5 Die im Vertrag festgelegten Kriterien für die Auswahl der zugelassenen Einzelhändler betreffen im wesentlichen die berufliche Ausbildung des Personals und die Fortbildungskurse, zu denen es verpflichtet ist, den Standort und die Einrichtung der Verkaufsstelle, das Firmenzeichen des Einzelhändlers sowie bestimmte andere von ihm zu erfuellende Bedingungen u. a. hinsichtlich des Warenlagers, der jährlichen Mindestkäufe, der Präsenz eines ausreichenden Sortiments konkurrierender Marken in der Verkaufsstelle, um das Image der Givenchy-Erzeugnisse zu illustrieren, sowie der Zusammenarbeit zwischen dem Einzelhändler und Givenchy bei Werbeveranstaltungen.

6 Am 8. Oktober 1991 gab die Kommission gemäß Artikel 19 Absatz 3 der Verordnung Nr. 17 ihre Absicht bekannt, den Vertrag für zulässig zu erklären, und forderte die betroffenen Dritten auf, ihr eventuelle Bemerkungen innerhalb von 30 Tagen mitzuteilen (ABl. C 262, S. 2).

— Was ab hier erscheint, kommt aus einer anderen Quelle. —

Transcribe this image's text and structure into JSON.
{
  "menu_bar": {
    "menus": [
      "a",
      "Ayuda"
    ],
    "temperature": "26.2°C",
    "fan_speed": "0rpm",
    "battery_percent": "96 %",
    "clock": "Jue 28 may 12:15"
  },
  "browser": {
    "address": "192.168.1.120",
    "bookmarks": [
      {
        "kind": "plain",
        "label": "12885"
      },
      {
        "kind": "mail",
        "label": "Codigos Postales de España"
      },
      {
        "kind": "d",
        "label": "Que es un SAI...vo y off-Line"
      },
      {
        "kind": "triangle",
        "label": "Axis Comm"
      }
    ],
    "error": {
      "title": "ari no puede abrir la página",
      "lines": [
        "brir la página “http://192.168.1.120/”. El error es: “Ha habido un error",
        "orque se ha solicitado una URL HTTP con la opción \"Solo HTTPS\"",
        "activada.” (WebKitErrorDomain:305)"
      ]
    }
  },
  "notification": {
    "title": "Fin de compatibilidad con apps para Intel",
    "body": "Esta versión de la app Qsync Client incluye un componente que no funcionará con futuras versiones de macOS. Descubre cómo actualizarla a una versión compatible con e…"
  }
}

7 Nach der Veröffentlichung dieser Mitteilung gingen bei der Kommission eine Reihe von Stellungnahmen ein, darunter die des Raad voor het Filiaal- en Grootwinkelbedrijf (Rat für Filial- und Großbetriebe des Einzelhandels, nachstehend: Raad FGB) vom 29. November 1991. Zu diesem Zeitpunkt war Kruidvat BV, eine der Muttergesellschaften von Kruidvat, Mitglied des Raad FGB.

8 Der Vertrag trat in der Fassung, die in der Entscheidung... beschrieben ist, am 1. Januar 1992 in Kraft (siehe Abschnitt I.C Absatz 2 der Entscheidung).

9 Am 3. Juli 1992 ließ die Copardis SA (nachstehend: Copardis), der Alleinvertreter von Givenchy in Belgien, Kruidvat im Verfahren der einstweiligen Anordnung zur mündlichen Verhandlung vom 8. Juli 1992 vor den Präsidenten der Rechtbank van koophandel Dendermonde laden, um ihr jeglichen Verkauf von Erzeugnissen der Marke Givenchy in Belgien untersagen zu lassen; sie begründete dies in erster Linie damit, daß ein Wiederverkäufer, der nicht zum selektiven Vertriebsnetz von Givenchy gehöre, trotzdem aber die Erzeugnisse dieses Unternehmens verkaufe, sich des unlauteren Wettbewerbs im Sinne der belgischen Rechtsvorschriften über die Lauterkeit des Handelsverkehrs schuldig mache. Kruidvat trug in diesem Verfahren zu ihrer Verteidigung vor, das selektive Vertriebsnetz von Givenchy sei wegen Verstosses gegen Artikel 85 Absätze 1 und 2 des Vertrages unzulässig.

10 Die Kommission erließ am 24. Juli 1992 die Entscheidung. Artikel 1 des verfügenden Teils lautet folgendermassen:

"Artikel 1

Artikel 85 Absatz 1 des EWG-Vertrags wird nach Artikel 85 Absatz 3 für nicht anwendbar erklärt auf den Standardvertrag von Givenchy bzw. ihren Vertragshändlern mit Vertretern des Facheinzelhandels in der Gemeinschaft sowie die allgemeinen Geschäftsbedingungen.

Diese Entscheidung gilt vom 1. Januar 1992 bis zum 31. Mai 1997."

11 Nach den Akten hat der Präsident der Rechtbank van koophandel Dendermonde den Antrag von Copardis am 24. Februar 1993 zurückgewiesen; Copardis hat hiergegen am 28. April 1993 Rechtsmittel zum Hof van Beroep Gent eingelegt."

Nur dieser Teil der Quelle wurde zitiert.